Christ Church coin design

The Central Bank acts as an agent for the Minister for Finance in issuing all Irish coin, both circulating and commemorative. Irish collector coin products are issued to celebrate figures of national importance and to commemorate significant events in Irish history. Typically four to five new products are launched each year. Collector coins make a unique gift for many life celebrations and milestones and they are also a beautiful collector’s item.

How do I purchase Collector Coins?

To view and purchase collector coins visit www.collectorcoins.ie.

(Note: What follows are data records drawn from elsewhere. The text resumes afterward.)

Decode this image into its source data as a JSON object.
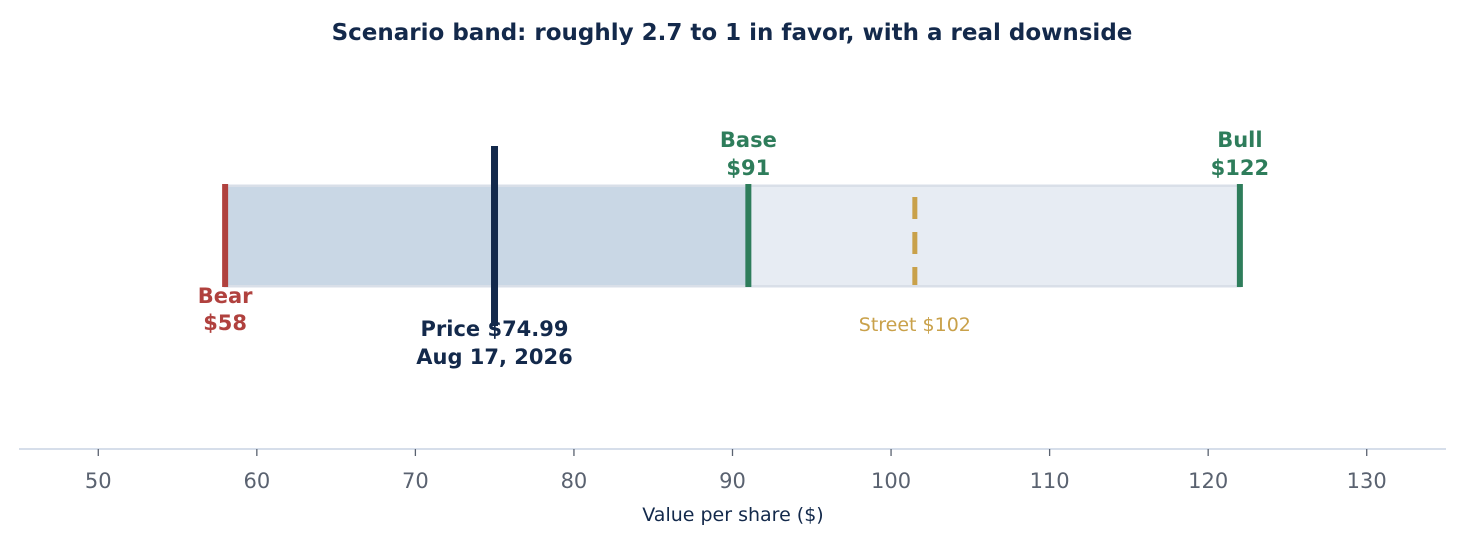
{
  "chart_data": {
    "type": "scenario-band",
    "title": "Scenario band: roughly 2.7 to 1 in favor, with a real downside",
    "xlabel": "Value per share ($)",
    "xlim": [
      45,
      135
    ],
    "xticks": [
      50,
      60,
      70,
      80,
      90,
      100,
      110,
      120,
      130
    ],
    "xtick_labels": [
      "50",
      "60",
      "70",
      "80",
      "90",
      "100",
      "110",
      "120",
      "130"
    ],
    "band": {
      "low": 58,
      "mid": 91,
      "high": 122
    },
    "markers": [
      {
        "name": "Bear",
        "value": 58,
        "label_top": "Bear",
        "label_bottom": "$58",
        "color": "#b0413e"
      },
      {
        "name": "Base",
        "value": 91,
        "label_top": "Base",
        "label_bottom": "$91",
        "color": "#2e7d5b"
      },
      {
        "name": "Bull",
        "value": 122,
        "label_top": "Bull",
        "label_bottom": "$122",
        "color": "#2e7d5b"
      }
    ],
    "price": {
      "value": 74.99,
      "label_top": "Price $74.99",
      "label_bottom": "Aug 17, 2026",
      "color": "#13294b"
    },
    "street": {
      "value": 101.5,
      "label": "Street $102",
      "color": "#c9a14a"
    },
    "colors": {
      "band_low": "#c9d7e5",
      "band_high": "#e7ecf3",
      "band_edge": "#d9dfe8",
      "axis": "#c9d3e3",
      "tick_text": "#5a6270",
      "title": "#13294b"
    }
  }
}
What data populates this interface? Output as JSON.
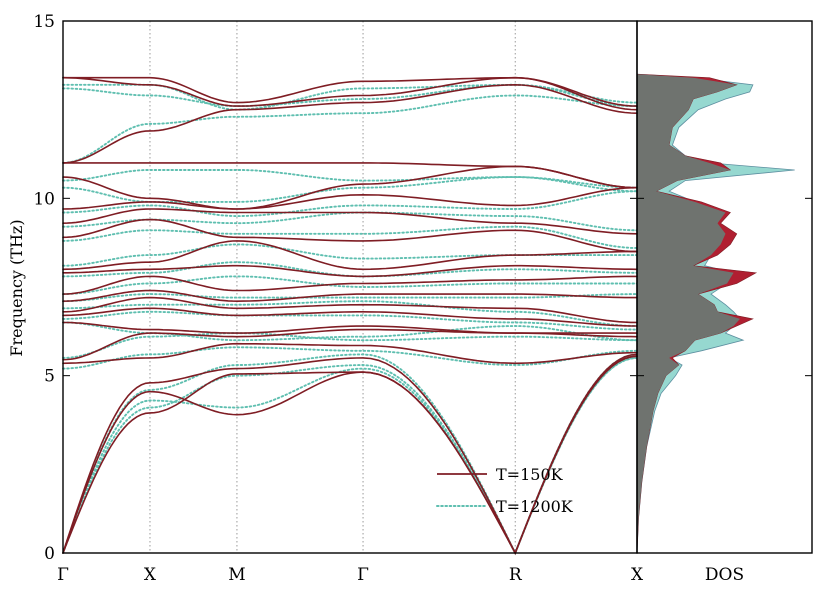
{
  "chart_data": [
    {
      "type": "line",
      "panel": "phonon-dispersion",
      "ylabel": "Frequency (THz)",
      "xlabel": "",
      "ylim": [
        0,
        15
      ],
      "yticks": [
        0,
        5,
        10,
        15
      ],
      "path_points": [
        "Γ",
        "X",
        "M",
        "Γ",
        "R",
        "X"
      ],
      "path_positions": [
        0,
        1,
        2,
        3.45,
        5.2,
        6.6
      ],
      "grid": "vertical dotted lines at high-symmetry points",
      "legend_position": "bottom-right",
      "series": [
        {
          "name": "T=150K",
          "color": "#7f1d24",
          "style": "solid",
          "bands": [
            [
              0,
              4.55,
              3.9,
              5.1,
              0,
              5.55,
              3.85
            ],
            [
              0,
              3.95,
              5.05,
              5.1,
              0,
              5.55,
              4.75
            ],
            [
              0,
              4.8,
              5.2,
              5.5,
              0,
              5.6,
              4.75
            ],
            [
              5.35,
              5.5,
              5.9,
              5.85,
              5.35,
              5.65,
              6.2
            ],
            [
              5.45,
              6.2,
              6.1,
              6.3,
              6.2,
              6.1,
              6.3
            ],
            [
              6.5,
              6.3,
              6.2,
              6.4,
              6.2,
              6.2,
              6.4
            ],
            [
              6.7,
              6.9,
              6.7,
              6.8,
              6.6,
              6.4,
              6.9
            ],
            [
              6.8,
              7.2,
              6.9,
              7.0,
              6.9,
              6.5,
              7.2
            ],
            [
              7.1,
              7.4,
              7.1,
              7.3,
              7.3,
              7.2,
              7.2
            ],
            [
              7.3,
              7.8,
              7.4,
              7.6,
              7.7,
              7.8,
              7.4
            ],
            [
              7.9,
              8.0,
              8.1,
              7.8,
              8.1,
              8.0,
              8.0
            ],
            [
              8.0,
              8.2,
              8.8,
              8.0,
              8.4,
              8.5,
              8.7
            ],
            [
              8.9,
              9.4,
              8.9,
              8.8,
              9.1,
              8.5,
              9.3
            ],
            [
              9.3,
              9.7,
              9.6,
              9.6,
              9.3,
              9.0,
              9.6
            ],
            [
              9.7,
              9.9,
              9.7,
              10.1,
              9.8,
              10.3,
              9.8
            ],
            [
              10.6,
              10.0,
              9.7,
              10.4,
              10.9,
              10.3,
              10.0
            ],
            [
              11.0,
              11.0,
              11.0,
              11.0,
              10.9,
              10.3,
              11.0
            ],
            [
              11.0,
              11.9,
              12.5,
              12.7,
              13.2,
              12.4,
              11.9
            ],
            [
              13.4,
              13.2,
              12.6,
              12.9,
              13.4,
              12.5,
              12.5
            ],
            [
              13.4,
              13.4,
              12.7,
              13.3,
              13.4,
              12.6,
              13.4
            ]
          ]
        },
        {
          "name": "T=1200K",
          "color": "#5fbfb0",
          "style": "dotted",
          "bands": [
            [
              0,
              4.3,
              4.1,
              5.2,
              0,
              5.5,
              4.1
            ],
            [
              0,
              4.1,
              5.0,
              5.3,
              0,
              5.5,
              4.3
            ],
            [
              0,
              4.6,
              5.3,
              5.6,
              0,
              5.6,
              4.6
            ],
            [
              5.2,
              5.6,
              5.8,
              5.7,
              5.3,
              5.7,
              6.0
            ],
            [
              5.5,
              6.1,
              6.2,
              6.0,
              6.1,
              6.0,
              6.2
            ],
            [
              6.5,
              6.2,
              6.0,
              6.1,
              6.4,
              6.0,
              6.3
            ],
            [
              6.6,
              6.8,
              6.7,
              6.7,
              6.5,
              6.3,
              6.8
            ],
            [
              6.9,
              7.0,
              7.0,
              7.1,
              6.8,
              6.4,
              7.1
            ],
            [
              7.1,
              7.3,
              7.2,
              7.2,
              7.2,
              7.3,
              7.2
            ],
            [
              7.3,
              7.6,
              7.8,
              7.5,
              7.6,
              7.6,
              7.3
            ],
            [
              7.8,
              7.9,
              8.2,
              7.8,
              8.0,
              7.9,
              8.0
            ],
            [
              8.1,
              8.4,
              8.7,
              8.3,
              8.4,
              8.4,
              8.6
            ],
            [
              8.8,
              9.1,
              9.0,
              9.0,
              9.2,
              8.6,
              9.0
            ],
            [
              9.2,
              9.4,
              9.3,
              9.6,
              9.5,
              9.1,
              9.5
            ],
            [
              9.6,
              9.8,
              9.5,
              9.8,
              9.7,
              10.2,
              9.7
            ],
            [
              10.3,
              9.9,
              9.9,
              10.3,
              10.6,
              10.2,
              10.1
            ],
            [
              10.5,
              10.8,
              10.8,
              10.5,
              10.6,
              10.3,
              10.7
            ],
            [
              11.0,
              12.1,
              12.3,
              12.4,
              12.9,
              12.6,
              12.2
            ],
            [
              13.1,
              12.9,
              12.6,
              12.8,
              13.2,
              12.6,
              12.8
            ],
            [
              13.2,
              13.2,
              12.5,
              13.1,
              13.2,
              12.7,
              13.2
            ]
          ]
        }
      ]
    },
    {
      "type": "area",
      "panel": "density-of-states",
      "xlabel": "DOS",
      "ylim": [
        0,
        15
      ],
      "note_colors": {
        "low_T_fill": "#b01f31",
        "high_T_fill": "#96d8d0",
        "overlap_fill": "#6f736f"
      },
      "series": [
        {
          "name": "T=150K",
          "color": "#b01f31",
          "freq": [
            0,
            1,
            2,
            3,
            4,
            4.5,
            5,
            5.3,
            5.5,
            5.7,
            6.0,
            6.2,
            6.4,
            6.6,
            6.8,
            7.0,
            7.3,
            7.6,
            7.9,
            8.1,
            8.4,
            8.7,
            9.0,
            9.3,
            9.6,
            9.9,
            10.2,
            10.5,
            10.8,
            11.0,
            11.2,
            11.5,
            12.0,
            12.5,
            12.8,
            13.0,
            13.2,
            13.4,
            13.5
          ],
          "values": [
            0,
            0.01,
            0.03,
            0.06,
            0.1,
            0.13,
            0.18,
            0.26,
            0.22,
            0.3,
            0.36,
            0.52,
            0.62,
            0.72,
            0.5,
            0.48,
            0.38,
            0.62,
            0.74,
            0.35,
            0.5,
            0.58,
            0.62,
            0.52,
            0.58,
            0.4,
            0.12,
            0.25,
            0.58,
            0.52,
            0.3,
            0.2,
            0.22,
            0.32,
            0.35,
            0.5,
            0.62,
            0.45,
            0
          ]
        },
        {
          "name": "T=1200K",
          "color": "#96d8d0",
          "freq": [
            0,
            1,
            2,
            3,
            4,
            4.5,
            5,
            5.3,
            5.5,
            5.7,
            6.0,
            6.2,
            6.4,
            6.6,
            6.8,
            7.0,
            7.3,
            7.6,
            7.9,
            8.1,
            8.4,
            8.7,
            9.0,
            9.3,
            9.6,
            9.9,
            10.2,
            10.5,
            10.8,
            11.0,
            11.2,
            11.5,
            12.0,
            12.5,
            12.8,
            13.0,
            13.2,
            13.4,
            13.5
          ],
          "values": [
            0,
            0.01,
            0.03,
            0.06,
            0.11,
            0.15,
            0.24,
            0.28,
            0.2,
            0.4,
            0.66,
            0.55,
            0.6,
            0.64,
            0.6,
            0.55,
            0.46,
            0.56,
            0.6,
            0.42,
            0.46,
            0.52,
            0.55,
            0.5,
            0.55,
            0.36,
            0.2,
            0.3,
            0.98,
            0.45,
            0.3,
            0.22,
            0.26,
            0.38,
            0.55,
            0.7,
            0.72,
            0.35,
            0
          ]
        }
      ]
    }
  ]
}
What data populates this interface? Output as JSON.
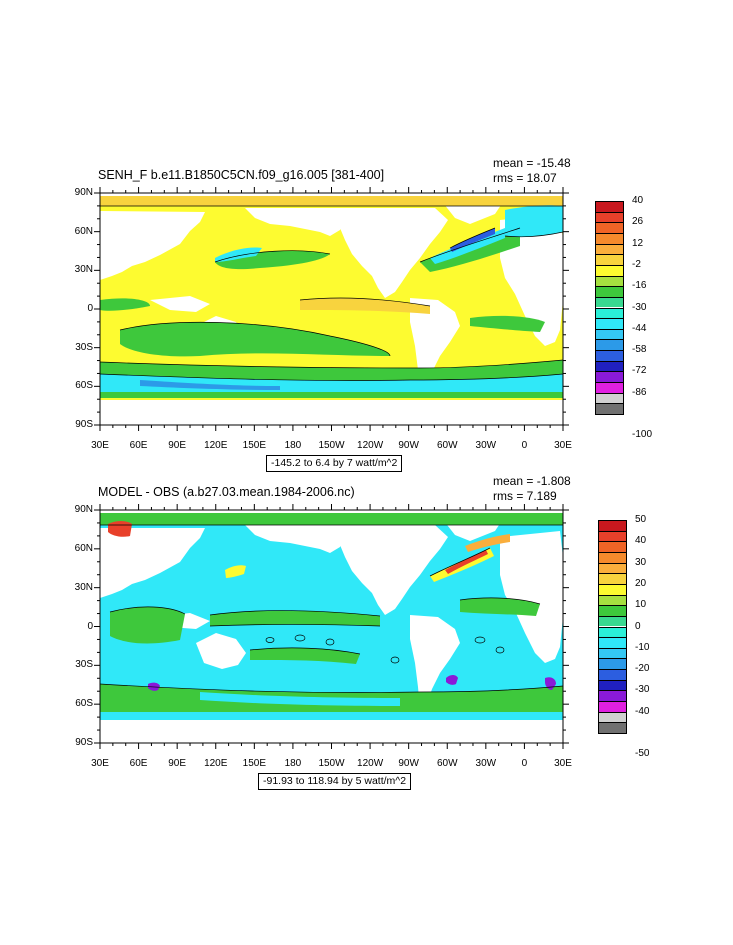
{
  "panels": [
    {
      "title": "SENH_F b.e11.B1850C5CN.f09_g16.005 [381-400]",
      "mean": "mean = -15.48",
      "rms": "rms = 18.07",
      "range": "-145.2 to 6.4 by 7 watt/m^2",
      "lat_labels": [
        "90N",
        "60N",
        "30N",
        "0",
        "30S",
        "60S",
        "90S"
      ],
      "lon_labels": [
        "30E",
        "60E",
        "90E",
        "120E",
        "150E",
        "180",
        "150W",
        "120W",
        "90W",
        "60W",
        "30W",
        "0",
        "30E"
      ],
      "colorbar": {
        "labels": [
          "40",
          "26",
          "12",
          "-2",
          "-16",
          "-30",
          "-44",
          "-58",
          "-72",
          "-86",
          "-100"
        ],
        "colors": [
          "#c8181e",
          "#e8402a",
          "#f06426",
          "#f58a2c",
          "#faae3c",
          "#f8d33e",
          "#fdfb30",
          "#a6e040",
          "#3ec83c",
          "#38d890",
          "#2af0d8",
          "#30e8f8",
          "#34c8f4",
          "#2c9ae8",
          "#2c5ee0",
          "#2020c0",
          "#8a1ad8",
          "#e020e0",
          "#d0d0d0",
          "#707070"
        ]
      }
    },
    {
      "title": "MODEL - OBS (a.b27.03.mean.1984-2006.nc)",
      "mean": "mean = -1.808",
      "rms": "rms = 7.189",
      "range": "-91.93 to 118.94 by 5 watt/m^2",
      "lat_labels": [
        "90N",
        "60N",
        "30N",
        "0",
        "30S",
        "60S",
        "90S"
      ],
      "lon_labels": [
        "30E",
        "60E",
        "90E",
        "120E",
        "150E",
        "180",
        "150W",
        "120W",
        "90W",
        "60W",
        "30W",
        "0",
        "30E"
      ],
      "colorbar": {
        "labels": [
          "50",
          "40",
          "30",
          "20",
          "10",
          "0",
          "-10",
          "-20",
          "-30",
          "-40",
          "-50"
        ],
        "colors": [
          "#c8181e",
          "#e8402a",
          "#f06426",
          "#f58a2c",
          "#faae3c",
          "#f8d33e",
          "#fdfb30",
          "#a6e040",
          "#3ec83c",
          "#38d890",
          "#2af0d8",
          "#30e8f8",
          "#34c8f4",
          "#2c9ae8",
          "#2c5ee0",
          "#2020c0",
          "#8a1ad8",
          "#e020e0",
          "#d0d0d0",
          "#707070"
        ]
      }
    }
  ],
  "field_colors": {
    "panel1": {
      "ocean": "#fdfb30",
      "band": "#f8d33e",
      "low": "#3ec83c",
      "lower": "#30e8f8",
      "deep": "#2c5ee0"
    },
    "panel2": {
      "ocean": "#30e8f8",
      "pos": "#3ec83c",
      "warm": "#fdfb30",
      "hot": "#e8402a",
      "cold": "#8a1ad8"
    }
  }
}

History of Irish Collector Coins

Ireland has issued commemorative proof coins since the foundation of the Irish Free State. The first Irish proof set was issued in 1928 and collected all of the original circulating coins in proof quality. A circulating set was later issued in 1971 to mark decimalisation. Other pre-euro circulating coin sets were issued by the Central Bank of Ireland in 1966, 1978, 1982, 1986, 1996, 1998 and 2000.

The Central Bank also issued a number of pre-Euro commemorative circulating coins:
In 1966, a special 10 shilling coin featuring a depiction of Cú Chulainn on the reverse and Padraig Pearse on the obverse was issued to commemorate the 50th anniversary of the Easter Rising;
In 1988, a 50p coin was issued to celebrate the Dublin Millennium, the design of which was based on the Dublin City Coat of Arms;
In 2000, a special £1 was issued to mark the Millennium, and depicting the historic Broighter Boat.

Other notable pre-euro collector coins issued by the Central Bank include:
5 ECU Silver, 10 ECU Silver and 50 ECU Gold coins issued in 1990 to mark Ireland’s tenure of the European Community Presidency which saw significant steps forward in European integration and advances towards the Economic and Monetary Union.
A special £1 commemorative coin issued in 1997 to mark the first 50 years of the United Nations (1945-1995).

What are proof coins?

Proof coins are collectable coins not intended for general circulation. They are minted using specially polished dies and blanks that give them a mirror-like finish. These coins are struck at least twice during the minting process. They are individually handled and protectively stored in order to prevent tarnishing. This is in comparison to general circulating coins which are struck once during the minting process and are handled in bulk. The defined, intricate and shiny appearance of proof coins gives them their collectable quality.

The Central Bank issues silver and gold commemorate proof coins, in addition to sets of circulating Euro coin struck to proof quality.